For Starbucks, its BATNA was to continue with the plan to distribute its own coffee products in grocery stores. Starbucks understood that its BATNA would expose it to a decision in Kraft’s favor, but it later noted that there was “adequate liquidity” to compensate the company if required. In any case, Starbucks saw tremendous potential in the coffee pod market should it be able to distribute its products under what it considered more favorable terms.
Kraft’s BATNA, on the other hand, was to sue Starbucks for breach of contract if the arbitrator did not rule in its favor. While expensive, this would be a viable option for Kraft which had made a large and sustained investment in Starbucks products. The company also likely felt that its BATNA would make a strong case in court and produce a result commensurate with the $500 million it had lost in annual revenue.
Settlement is reached
In November 2013, arbitrators announced that Starbucks would be required to pay Kraft $2.23 billion (with an additional $527 million in attorney fees) for ending the contract prematurely. For Starbucks, this was lower than the $2.9 billion Kraft initially demanded.

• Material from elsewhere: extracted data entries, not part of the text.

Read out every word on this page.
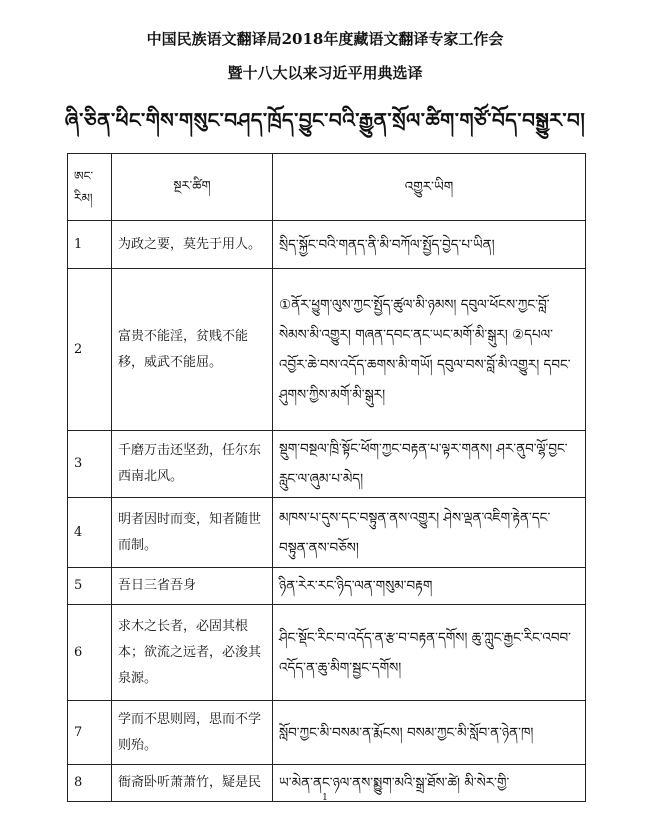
中国民族语文翻译局2018年度藏语文翻译专家工作会
暨十八大以来习近平用典选译
ཞི་ཅིན་ཕིང་གིས་གསུང་བཤད་ཁྲོད་བྱུང་བའི་རྒྱུན་སྲོལ་ཚིག་གཙོ་བོད་བསྒྱུར་བ།
ཨང་རིམ།	སྔར་ཚིག	འགྱུར་ཡིག
1	为政之要，莫先于用人。	སྲིད་སྐྱོང་བའི་གནད་ནི་མི་བཀོལ་སྤྱོད་བྱེད་པ་ཡིན།
2	富贵不能淫，贫贱不能移，威武不能屈。	①ནོར་ཕྱུག་ལུས་ཀྱང་སྤྱོད་ཚུལ་མི་ཉམས། དབུལ་ཕོངས་ཀྱང་བློ་སེམས་མི་འགྱུར། གཞན་དབང་ནང་ཡང་མགོ་མི་སྒུར། ②དཔལ་འབྱོར་ཆེ་བས་འདོད་ཆགས་མི་གཡོ། དབུལ་བས་བློ་མི་འགྱུར། དབང་ཤུགས་ཀྱིས་མགོ་མི་སྒུར།
3	千磨万击还坚劲，任尔东西南北风。	སྡུག་བསྔལ་ཁྲི་སྟོང་ཕོག་ཀྱང་བརྟན་པ་ལྟར་གནས། ཤར་ནུབ་ལྷོ་བྱང་རླུང་ལ་ཞུམ་པ་མེད།
4	明者因时而变，知者随世而制。	མཁས་པ་དུས་དང་བསྟུན་ནས་འགྱུར། ཤེས་ལྡན་འཇིག་རྟེན་དང་བསྟུན་ནས་བཅོས།
5	吾日三省吾身	ཉིན་རེར་རང་ཉིད་ལན་གསུམ་བརྟག
6	求木之长者，必固其根本；欲流之远者，必浚其泉源。	ཤིང་སྡོང་རིང་བ་འདོད་ན་རྩ་བ་བརྟན་དགོས། ཆུ་ཀླུང་རྒྱང་རིང་འབབ་འདོད་ན་ཆུ་མིག་སྦྱང་དགོས།
7	学而不思则罔，思而不学则殆。	སློབ་ཀྱང་མི་བསམ་ན་རྨོངས། བསམ་ཀྱང་མི་སློབ་ན་ཉེན་ཁ།
8	衙斋卧听萧萧竹，疑是民	ཡ་མེན་ནང་ཉལ་ནས་སྨྱུག་མའི་སྒྲ་ཐོས་ཚེ། མི་སེར་གྱི་
1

While the company disagreed with the decision, it argued that the decision to take back its packaged coffee business was the correct one. Soon after the deal was finalized in 2013, Starbucks posted revenue of $1.4 billion in its channel development division which includes sales from non-Starbucks branded stores.
Kraft was more circumspect, with executive vice president of legal affairs Gerd Pleuhs remarking that “We’re glad to put this issue behind us. We can now fully focus on growing our global snacks business.”
Key takeaways
- A BATNA, or the best alternative to a negotiated agreement, is a course of action to be taken when the negotiation process fails.
- Establishing a BATNA begins with brainstorming a list of theoretical actions and then choosing the one with the highest potential to add value.
- Best practices dictate how a BATNA should be used. A business should avoid fabricating or exaggerating a BATNA, as this could erode the integrity of their position in the negotiation itself.